Subdirectory demo supports the
demo function, and is copied from the sources.
Subdirectory po contains (in subdirectories) compiled message catalogs.
Directory Meta contains several files in
.rds format, that is serialized R objects written by
saveRDS. All packages have files Rd.rds, hsearch.rds, links.rds, features.rds, and package.rds. Packages with namespaces have a file nsInfo.rds, and those with data, demos or vignettes have data.rds, demo.rds or vignette.rds files.
The structure of these files (and their existence and names) is private to R, so the description here is for those trying to follow the R sources: there should be no reference to these files in non-base packages.
File package.rds is a dump of information extracted from the DESCRIPTION file. It is a list of several components. The first, ‘DESCRIPTION’, is a character vector, the DESCRIPTION file as read by
read.dcf. Further elements ‘Depends’, ‘Suggests’, ‘Imports’, ‘Rdepends’ and ‘Rdepends2’ record the ‘Depends’, ‘Suggests’ and ‘Imports’ fields. These are all lists, and can be empty. The first three have an entry for each package named, each entry being a list of length 1 or 3, which element ‘name’ (the package name) and optional elements ‘op’ (a character string) and ‘version’ (an object of class ‘“package_version”’). Element ‘Rdepends’ is used for the first version dependency on R, and ‘Rdepends2’ is a list of zero or more R version dependencies—each is a three-element list of the form described for packages. Element ‘Rdepends’ is no longer used, but it is still potentially needed so R < 2.7.0 can detect that the package was not installed for it.
File nsInfo.rds records a list, a parsed version of the NAMESPACE file.
File Rd.rds records a data frame with one row for each help file. The columns are ‘File’ (the file name with extension), ‘Name’ (the ‘\name’ section), ‘Type’ (from the optional ‘\docType’ section), ‘Title’, ‘Encoding’, ‘Aliases’, ‘Concepts’ and ‘Keywords’. All columns are character vectors apart from ‘Aliases’, which is a list of character vectors.
File hsearch.rds records the information to be used by ‘help.search’. This is a list of four unnamed elements which are character matrices for help files, aliases, keywords and concepts. All the matrices have columns ‘ID’ and ‘Package’ which are used to tie the aliases, keywords and concepts (the remaining column of the last three elements) to a particular help file.
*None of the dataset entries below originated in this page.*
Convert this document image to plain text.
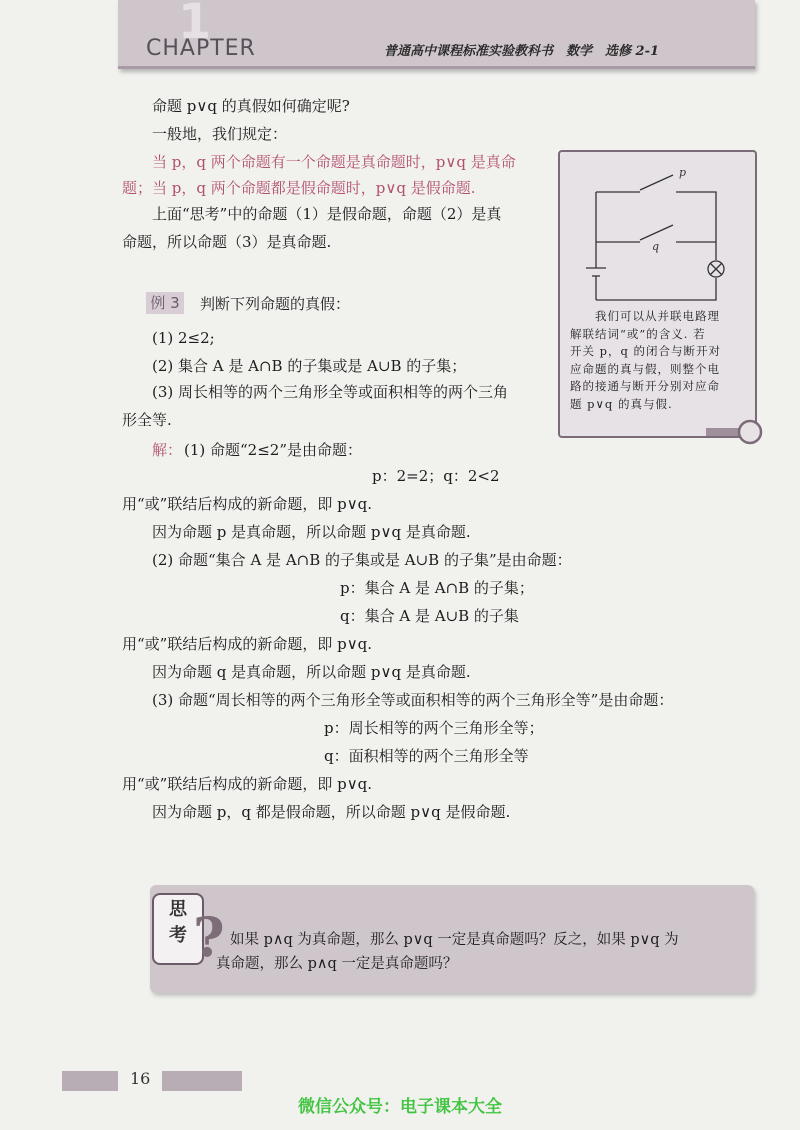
1
CHAPTER	普通高中课程标准实验教科书　数学　选修 2-1
命题 p∨q 的真假如何确定呢?
一般地，我们规定：
当 p，q 两个命题有一个命题是真命题时，p∨q 是真命
题；当 p，q 两个命题都是假命题时，p∨q 是假命题.
上面“思考”中的命题（1）是假命题，命题（2）是真
命题，所以命题（3）是真命题.
例 3 判断下列命题的真假：
(1) 2≤2;
(2) 集合 A 是 A∩B 的子集或是 A∪B 的子集；
(3) 周长相等的两个三角形全等或面积相等的两个三角
形全等.
解： (1) 命题“2≤2”是由命题：
p：2=2；q：2<2
用“或”联结后构成的新命题，即 p∨q.
因为命题 p 是真命题，所以命题 p∨q 是真命题.
(2) 命题“集合 A 是 A∩B 的子集或是 A∪B 的子集”是由命题：
p：集合 A 是 A∩B 的子集；
q：集合 A 是 A∪B 的子集
用“或”联结后构成的新命题，即 p∨q.
因为命题 q 是真命题，所以命题 p∨q 是真命题.
(3) 命题“周长相等的两个三角形全等或面积相等的两个三角形全等”是由命题：
p：周长相等的两个三角形全等；
q：面积相等的两个三角形全等
用“或”联结后构成的新命题，即 p∨q.
因为命题 p，q 都是假命题，所以命题 p∨q 是假命题.
p
q

　　我们可以从并联电路理

解联结词“或”的含义. 若

开关 p，q 的闭合与断开对

应命题的真与假，则整个电

路的接通与断开分别对应命

题 p∨q 的真与假.

思
考 ? 如果 p∧q 为真命题，那么 p∨q 一定是真命题吗？反之，如果 p∨q 为

真命题，那么 p∧q 一定是真命题吗？

16
微信公众号：电子课本大全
The first element has further columns ‘LibPath’ (stored as
“” and filled in what the file is loaded), ‘name’, ‘title’, ‘topic’ (the first alias, used when presenting the results as ‘pkgname::topic’) and ‘Encoding’.
File links.rds records a named character vector, the names being aliases and the values character strings of the form
File data.rds records a two-column character matrix with columns of dataset names and titles from the corresponding help file. File demo.rds has the same structure for package demos.
File vignette.rds records a data frame with one row for each ‘vignette’ (.[RS]nw file in inst/doc) and with columns ‘File’ (the full file path in the sources), ‘Title’, ‘PDF’ (the pathless file name of the installed PDF version, if present), ‘Depends’, ‘Keywords’ and ‘R’ (the pathless file name of the installed R code, if present).
All installed packages, whether they had any .Rd files or not, have help and html directories. The latter normally only contains the single file 00Index.html, the package index which has hyperlinks to the help topics (if any).
Directory help contains files AnIndex, paths.rds and pkgname.rd[bx]. The latter two files are a lazy-load database of parsed .Rd files, accessed by
tools:::fetchRdDB. File paths.rds is a saved character vector of the original path names of the .Rd files, used when updating the database.
File AnIndex is a two-column tab-delimited file: the first column contains the aliases defined in the help files and the second the basename (without the .Rd or .rd extension) of the file containing that alias. It is read by
utils:::index.search to search for files matching a topic (alias), and read by
utils:::matchAvailableTopics, part of the completion system.
File aliases.rds is the same information as AnIndex as a named character vector (names the topics, values the file basename), for faster access.